Working Group Summary

  This document defines an alternate method to form the octet string that
  signatures are computed over for a JWS object.  This was the main focus of
  the discussions as it means that there are now potentially two different
  messages, one with and one without base64 encoding, that will have the same
  signature value.  The group believes that this has been adequately addressed
  in the current document.

Document Quality

  The document comes with examples of the new signatures, these examples have
  been validated by a non-author implementation.  A number of people have
  indicated that they are either planning to implement or are considering
  implementing the change in the signature scheme here.  Note that the document
  explicitly states that the JOSN Web Token community is not going to take this
  change.

Personnel

  Jim Schaad acted as the Document Shepherd and Kathleen Moriarty is the
  Responsible Area Director.

(3)  The document was read in it's entirety for the last two versions to check
for completeness and correctness.  This included going over the nits and
looking at the mailing list to check that all consensus of the list was
reflected in the document.  It was verified that the examples had been checked
for correctness by at least one other person than the author.

(4)  The document has been throughly reviewed by the working group and by the
document shepherd.  Additionally, since there is an update of an OAuth
documnent, a request for OAuth review was requested as well.  No comments on
the draft from the OAuth WG were noted.

(5) It would be nice to get additional confirmation of the examples, however
they have been checked.  I believe that the security questions of the document
have been sufficiently reviewed.

(6)  The fact that there are two different versions of encoding that produce
the same text string for signing is worrisome to me.  The WG had the ability to
address this when producing the JWS specification and decided not to do so that
time.  In this document, the desire to allow for things to be smaller has lead
to the fact that the b64 and crit headers can be omitted as being implicit. 
This was the desire of the WG, but I personally feel that it is the wrong
decision.

(7)  Mike Jones has confirmed that he knows of no IPR for this document.

(8)  No IPR disclourses exist for this document.

(9)  This is a solid WG consensus.  The individuals who might have objected to
this document have long since left the WG.

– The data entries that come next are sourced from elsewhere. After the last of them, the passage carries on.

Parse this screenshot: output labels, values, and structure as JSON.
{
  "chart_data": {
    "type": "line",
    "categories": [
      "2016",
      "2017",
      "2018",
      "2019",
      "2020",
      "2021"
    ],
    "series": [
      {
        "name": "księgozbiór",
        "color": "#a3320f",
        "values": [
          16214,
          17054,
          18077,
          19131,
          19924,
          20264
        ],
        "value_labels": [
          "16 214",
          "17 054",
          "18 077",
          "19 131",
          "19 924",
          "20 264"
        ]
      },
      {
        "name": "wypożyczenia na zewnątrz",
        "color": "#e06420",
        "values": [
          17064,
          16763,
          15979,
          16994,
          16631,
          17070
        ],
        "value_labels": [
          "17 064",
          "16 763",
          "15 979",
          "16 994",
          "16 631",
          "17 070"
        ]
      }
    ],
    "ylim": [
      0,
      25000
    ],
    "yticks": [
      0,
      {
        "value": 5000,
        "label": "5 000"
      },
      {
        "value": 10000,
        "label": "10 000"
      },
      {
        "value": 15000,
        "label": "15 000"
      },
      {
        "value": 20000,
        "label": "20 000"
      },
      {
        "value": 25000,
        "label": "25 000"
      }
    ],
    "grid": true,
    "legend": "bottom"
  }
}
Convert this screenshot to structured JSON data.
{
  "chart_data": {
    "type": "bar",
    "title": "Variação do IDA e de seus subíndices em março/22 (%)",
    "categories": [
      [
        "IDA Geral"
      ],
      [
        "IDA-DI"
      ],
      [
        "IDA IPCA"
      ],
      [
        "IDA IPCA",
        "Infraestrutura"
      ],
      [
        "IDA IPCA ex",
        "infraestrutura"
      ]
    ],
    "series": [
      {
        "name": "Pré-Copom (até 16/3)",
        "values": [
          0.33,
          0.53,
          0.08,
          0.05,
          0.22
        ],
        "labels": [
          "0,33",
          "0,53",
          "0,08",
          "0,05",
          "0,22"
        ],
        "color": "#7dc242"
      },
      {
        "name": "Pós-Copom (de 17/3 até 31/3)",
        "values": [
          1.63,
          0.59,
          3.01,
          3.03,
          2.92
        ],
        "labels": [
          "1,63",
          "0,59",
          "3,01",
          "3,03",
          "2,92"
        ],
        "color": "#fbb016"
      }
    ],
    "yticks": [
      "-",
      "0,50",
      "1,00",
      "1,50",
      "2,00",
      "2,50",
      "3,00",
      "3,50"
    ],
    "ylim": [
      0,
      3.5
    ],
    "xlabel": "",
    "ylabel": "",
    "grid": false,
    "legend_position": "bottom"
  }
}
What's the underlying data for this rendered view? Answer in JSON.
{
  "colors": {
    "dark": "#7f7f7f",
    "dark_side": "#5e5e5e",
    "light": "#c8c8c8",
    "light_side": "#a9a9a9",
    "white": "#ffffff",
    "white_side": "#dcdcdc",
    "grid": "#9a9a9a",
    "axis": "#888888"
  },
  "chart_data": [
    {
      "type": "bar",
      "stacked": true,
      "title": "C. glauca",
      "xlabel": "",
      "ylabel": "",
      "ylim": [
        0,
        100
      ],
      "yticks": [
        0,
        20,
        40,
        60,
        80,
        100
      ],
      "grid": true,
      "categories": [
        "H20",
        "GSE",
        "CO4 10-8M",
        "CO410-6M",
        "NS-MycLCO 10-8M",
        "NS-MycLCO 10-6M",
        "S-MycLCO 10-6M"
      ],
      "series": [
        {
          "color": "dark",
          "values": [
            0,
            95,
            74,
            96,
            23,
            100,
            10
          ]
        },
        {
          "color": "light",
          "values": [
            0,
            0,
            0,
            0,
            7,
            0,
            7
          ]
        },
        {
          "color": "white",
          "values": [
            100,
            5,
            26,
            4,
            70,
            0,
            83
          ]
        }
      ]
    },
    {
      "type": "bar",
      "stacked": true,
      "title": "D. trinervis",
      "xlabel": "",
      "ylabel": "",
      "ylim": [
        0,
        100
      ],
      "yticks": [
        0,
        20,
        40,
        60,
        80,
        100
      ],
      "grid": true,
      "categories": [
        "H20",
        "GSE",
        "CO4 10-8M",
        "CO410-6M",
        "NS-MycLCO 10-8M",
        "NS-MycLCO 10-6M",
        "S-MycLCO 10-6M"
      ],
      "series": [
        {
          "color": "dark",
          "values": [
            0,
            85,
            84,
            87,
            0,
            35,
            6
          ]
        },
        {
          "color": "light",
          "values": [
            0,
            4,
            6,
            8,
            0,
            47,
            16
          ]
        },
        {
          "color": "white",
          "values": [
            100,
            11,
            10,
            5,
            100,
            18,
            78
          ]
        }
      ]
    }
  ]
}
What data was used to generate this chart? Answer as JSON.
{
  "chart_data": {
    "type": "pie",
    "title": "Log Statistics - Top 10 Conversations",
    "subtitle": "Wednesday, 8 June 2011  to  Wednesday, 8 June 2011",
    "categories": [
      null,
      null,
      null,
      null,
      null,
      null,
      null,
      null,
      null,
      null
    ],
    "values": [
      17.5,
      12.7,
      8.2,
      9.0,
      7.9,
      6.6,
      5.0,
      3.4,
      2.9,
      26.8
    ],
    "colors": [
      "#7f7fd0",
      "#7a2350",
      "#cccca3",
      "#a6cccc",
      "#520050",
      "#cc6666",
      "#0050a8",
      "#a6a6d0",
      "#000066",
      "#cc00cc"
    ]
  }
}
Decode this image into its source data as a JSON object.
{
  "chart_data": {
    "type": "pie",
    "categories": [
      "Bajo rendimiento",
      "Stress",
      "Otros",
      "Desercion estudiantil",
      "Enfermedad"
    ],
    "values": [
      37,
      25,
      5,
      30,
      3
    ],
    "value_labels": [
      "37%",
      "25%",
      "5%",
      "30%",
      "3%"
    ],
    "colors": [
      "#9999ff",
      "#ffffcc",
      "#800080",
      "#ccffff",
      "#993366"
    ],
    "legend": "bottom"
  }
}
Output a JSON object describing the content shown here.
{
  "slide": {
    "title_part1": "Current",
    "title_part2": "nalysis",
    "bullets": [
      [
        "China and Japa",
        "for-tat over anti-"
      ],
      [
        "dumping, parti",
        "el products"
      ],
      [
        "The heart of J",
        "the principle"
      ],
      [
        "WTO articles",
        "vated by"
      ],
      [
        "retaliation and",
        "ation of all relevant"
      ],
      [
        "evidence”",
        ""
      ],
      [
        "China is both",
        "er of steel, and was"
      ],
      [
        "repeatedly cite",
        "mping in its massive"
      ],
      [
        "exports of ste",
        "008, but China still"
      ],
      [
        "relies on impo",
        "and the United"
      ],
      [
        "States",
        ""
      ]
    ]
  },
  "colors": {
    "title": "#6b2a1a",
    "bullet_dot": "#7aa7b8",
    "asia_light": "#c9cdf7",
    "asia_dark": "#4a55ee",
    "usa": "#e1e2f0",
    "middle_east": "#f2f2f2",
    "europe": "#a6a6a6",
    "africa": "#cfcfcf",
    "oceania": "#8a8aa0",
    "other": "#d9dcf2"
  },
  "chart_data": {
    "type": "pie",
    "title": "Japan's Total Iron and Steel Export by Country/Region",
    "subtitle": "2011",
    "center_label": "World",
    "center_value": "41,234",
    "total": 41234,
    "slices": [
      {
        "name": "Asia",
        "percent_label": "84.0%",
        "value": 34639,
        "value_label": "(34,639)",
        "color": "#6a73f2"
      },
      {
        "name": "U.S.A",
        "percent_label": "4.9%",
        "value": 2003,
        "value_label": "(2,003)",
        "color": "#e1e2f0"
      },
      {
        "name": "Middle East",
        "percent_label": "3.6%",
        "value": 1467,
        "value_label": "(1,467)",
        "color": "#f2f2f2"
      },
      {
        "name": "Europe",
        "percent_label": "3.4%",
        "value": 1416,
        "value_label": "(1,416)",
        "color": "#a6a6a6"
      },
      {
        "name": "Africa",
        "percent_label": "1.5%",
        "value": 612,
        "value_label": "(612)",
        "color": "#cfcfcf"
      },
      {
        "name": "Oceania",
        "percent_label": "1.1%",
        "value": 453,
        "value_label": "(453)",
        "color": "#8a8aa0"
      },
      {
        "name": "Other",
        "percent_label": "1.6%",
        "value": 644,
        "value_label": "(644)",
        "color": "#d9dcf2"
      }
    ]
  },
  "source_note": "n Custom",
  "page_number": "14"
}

(10)  Nobody has expressed any significant issues with either the approach or
content of the document.

(11)  There is one non-RFC reference, but this document is reasonable for a
normative reference.

(12) The document does not require any formal review.

(13) All references are appropriately marked as normative or informative.

(14) All normative references are in a good state.

(15) All normative references are considered to be stable.  There is one
external reference to the Unicode Standard.

(16) Karen and I have had a discussion on this.  It is not clear that any
documents need to be tagged as being updated.  The document is marked as
updating RFC 7519 (JSON Web Token) and is not marked as updating RFC 7515 (JSON
Web Signature).  The update to RFC 7519 consists of saying - do not use this
document.  RFC 7515 was not updated because the IANA registry was used instead.
 This should allow us to not update the JWS document.

(17) The consistency of the body and the IANA consideration has been checked as
as the registration template against the registry.

(18)  The document does not define any new IANA registries.

(19)  There are no formal language sections for this document.